Thursday, 26 January 2017
January Plein Air
The temperature gauge in my car read 0 degrees but I was unprepared for the intense cold which makes ears, nose and hands ache. Ears and nose can to a certain extent be protected, but it is a difficult thing to draw and paint while wearing gloves - even mittens are tricky.
I was standing near Broadway Tower, a local landmark and Folly, built on an ancient beacon site with spectacular views all round, which means precious little shelter from wind, rain or as today, intense cold. There is also, which I didn't know, a nuclear bunker on site. A different kind of folly perhaps.
The trees are bare, stark against the large expanse of sky. The land drops away sharply behind the Tower from this position. No comforting distant horizon line where sky and land meet. No hills or woods to act as a backdrop against the old stone walls. Today the smaller branches and their little twigs are hung with frost giving the appearance of early blossom.

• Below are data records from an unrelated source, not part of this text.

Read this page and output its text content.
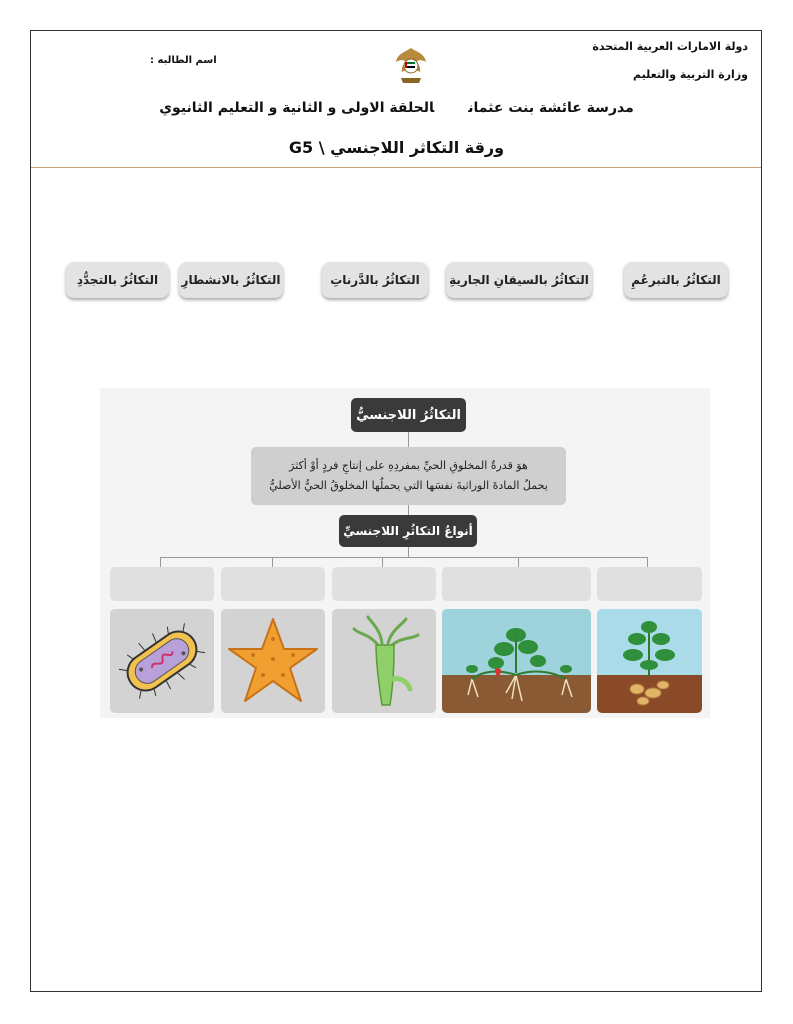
دولة الامارات العربية المتحدة
وزارة التربية والتعليم
اسم الطالبه :
مدرسة عائشة بنت عثمانالحلقة الاولى و الثانية و التعليم الثانيوي
ورقة التكاثر اللاجنسي \ G5
التكاثُرُ بالتبرعُمِ
التكاثُرُ بالسيقانِ الجاريةِ
التكاثُرُ بالدَّرناتِ
التكاثُرُ بالانشطارِ
التكاثُرُ بالتجدُّدِ
التكاثُرُ اللاجنسيُّ
هوَ قدرةُ المخلوقِ الحيِّ بمفردِهِ على إنتاجِ فردٍ أوْ أكثرَ
يحملُ المادةَ الوراثيةَ نفسَها التي يحملُها المخلوقُ الحيُّ الأصليُّ
أنواعُ التكاثُرِ اللاجنسيِّ
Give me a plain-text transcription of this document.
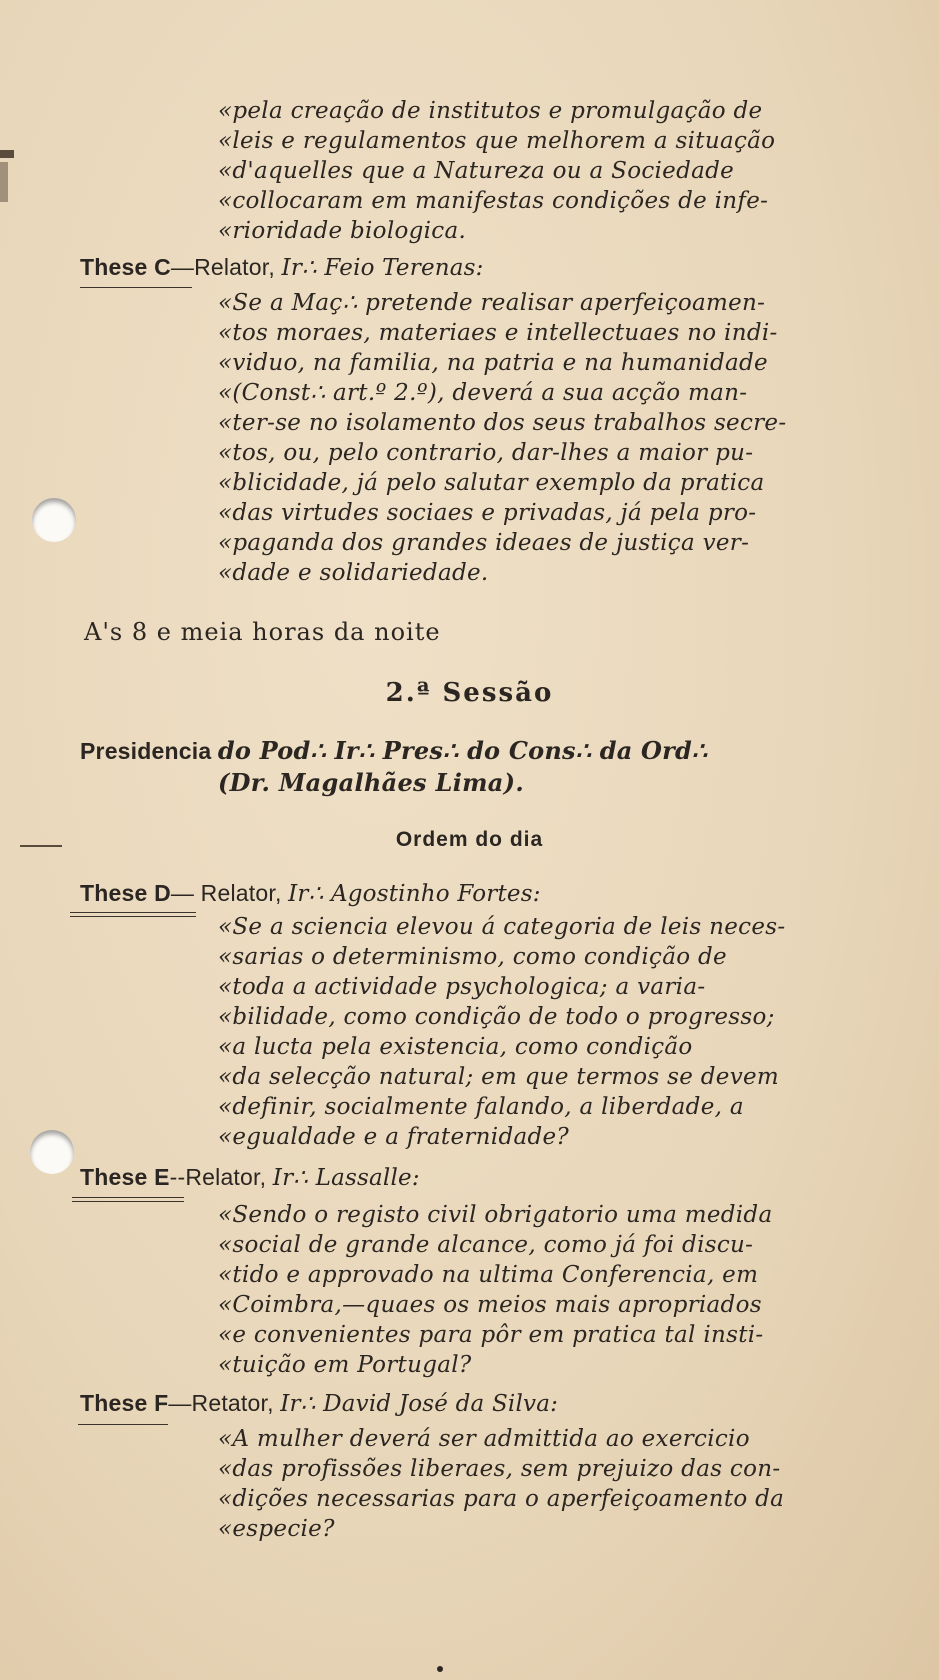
«pela creação de institutos e promulgação de
«leis e regulamentos que melhorem a situação
«d'aquelles que a Natureza ou a Sociedade
«collocaram em manifestas condições de infe-
«rioridade biologica.
These C—Relator, Ir∴ Feio Terenas:
«Se a Maç∴ pretende realisar aperfeiçoamen-
«tos moraes, materiaes e intellectuaes no indi-
«viduo, na familia, na patria e na humanidade
«(Const∴ art.º 2.º), deverá a sua acção man-
«ter-se no isolamento dos seus trabalhos secre-
«tos, ou, pelo contrario, dar-lhes a maior pu-
«blicidade, já pelo salutar exemplo da pratica
«das virtudes sociaes e privadas, já pela pro-
«paganda dos grandes ideaes de justiça ver-
«dade e solidariedade.
A's 8 e meia horas da noite
2.ª Sessão
Presidencia do Pod∴ Ir∴ Pres∴ do Cons∴ da Ord∴
(Dr. Magalhães Lima).
Ordem do dia
These D— Relator, Ir∴ Agostinho Fortes:
«Se a sciencia elevou á categoria de leis neces-
«sarias o determinismo, como condição de
«toda a actividade psychologica; a varia-
«bilidade, como condição de todo o progresso;
«a lucta pela existencia, como condição
«da selecção natural; em que termos se devem
«definir, socialmente falando, a liberdade, a
«egualdade e a fraternidade?
These E--Relator, Ir∴ Lassalle:
«Sendo o registo civil obrigatorio uma medida
«social de grande alcance, como já foi discu-
«tido e approvado na ultima Conferencia, em
«Coimbra,—quaes os meios mais apropriados
«e convenientes para pôr em pratica tal insti-
«tuição em Portugal?
These F—Retator, Ir∴ David José da Silva:
«A mulher deverá ser admittida ao exercicio
«das profissões liberaes, sem prejuizo das con-
«dições necessarias para o aperfeiçoamento da
«especie?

I chose the view as I enjoyed the little building in front of the tower and it was best seen from the side of the road opposite a handy lay-by, which meant I could draw looking over the low wall until my hands were ready to drop off, and then get back into the car and turn the heater on until it was warm enough to hold a paintbrush and apply some washes in relative comfort.
There are numerous other view points here and I am looking forward to making return visits as I know from experience that when painting plein air, no two days are ever the same.